IDOG is the best performer, but the difference with its two closest competitors is just about 1% in annualized return.
The difference is more impressive in the last 12 months: IDOG has outperformed by 13%.
The annual sum of distributions has slightly decreased between 2014 and 2022, from $1.19 to $1.13 per share (-5%). In the same time, the cumulative inflation has been about 26%, based on CPI. IDOG dividend has been unable to keep pace with U.S. inflation. This is partly due to the surge of the dollar index: over +30% between 2014 and 2022. IDOG portfolio’s assets and distributions are in other currencies, and as a whole they have suffered from exchange rates variations.
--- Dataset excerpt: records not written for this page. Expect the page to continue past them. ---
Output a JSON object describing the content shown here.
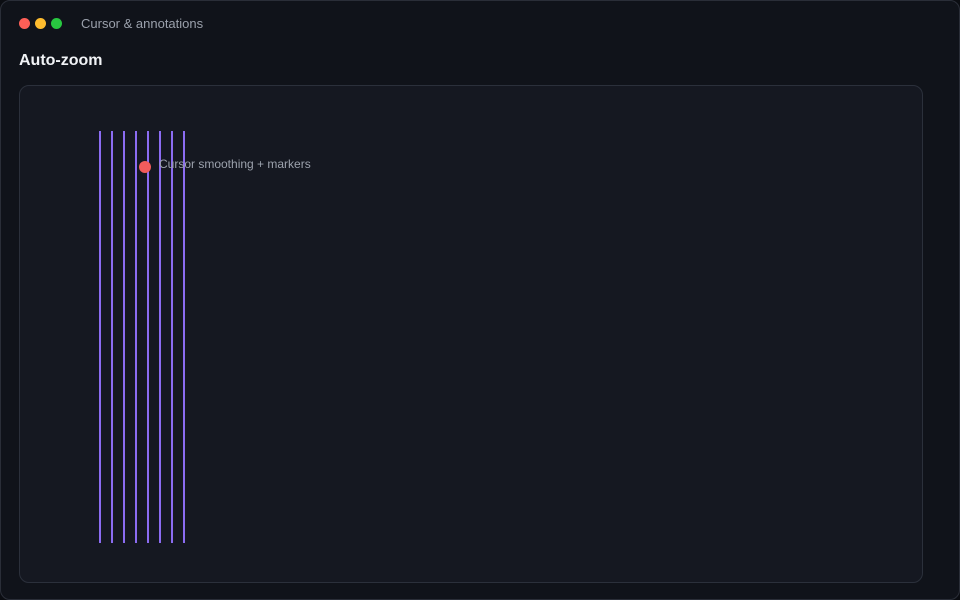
{
  "window": {
    "title": "Cursor & annotations",
    "controls": [
      "close",
      "minimize",
      "zoom"
    ],
    "colors": {
      "close": "#fe5f57",
      "minimize": "#febc2e",
      "zoom": "#28c840"
    }
  },
  "section": {
    "title": "Auto-zoom"
  },
  "canvas": {
    "track_color": "#8b6cf2",
    "track_count": 8,
    "cursor": {
      "color": "#f25c5c",
      "label": "Cursor smoothing + markers"
    }
  }
}
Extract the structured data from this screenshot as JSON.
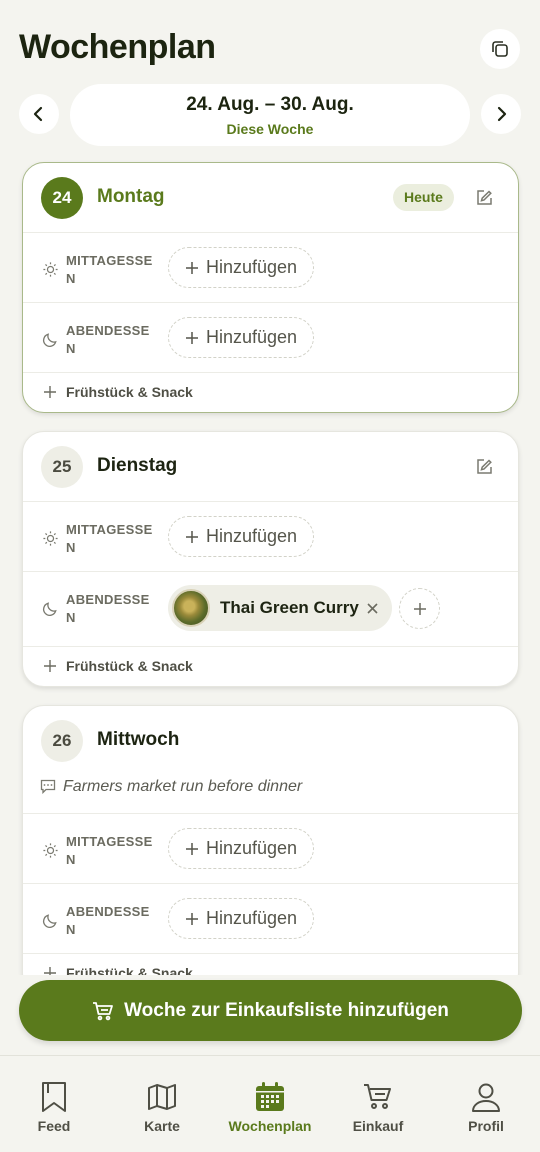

As a reference in the U.S. market, Schwab U.S. Dividend Equity ETF (SCHD) shows a total dividend growth of 144% during the same period.
Scanning IDOG portfolio
IDOG is significantly cheaper than WDIV and DWX regarding the usual ratios (see next table). Moreover, it is the best of the group in aggregate earnings growth (trailing 12 months).
IDOG |
IDV |
WDIV |
FGD |
DWX |
|
P/E TTM |
7.07 |
6.46 |
12.24 |
6.22 |
14.99 |
Price/Book |
1.01 |
0.82 |
1.05 |
0.77 |
1.42 |
Price/Sales |
0.63 |
0.71 |
0.76 |
0.69 |
1.2 |
Price/Cash Flow |
4.27 |
4.32 |
7.59 |
4.04 |
8.05 |
Earnings growth % |
26.75% |
18.56% |
6.61% |
18.81% |
3.21% |
Data: Fidelity
Takeaway
ALPS International Sector Dividend Dogs ETF picks the five stocks with the highest yields in each sector, except real estate, in an ex-U.S. developed market universe. The fund implements an equal-weight methodology. It is well-diversified across holdings, sectors and countries. Distributions could not keep pace with inflation, partly due to currency risks. IDOG looks good among competitors regarding past performance, valuation and growth metrics. In fact, relative to peers, IDOG is more attractive than its sibling SDOG. Nonetheless, I beware of any dividend ETF whose strategy is mostly based on yield without quality screening.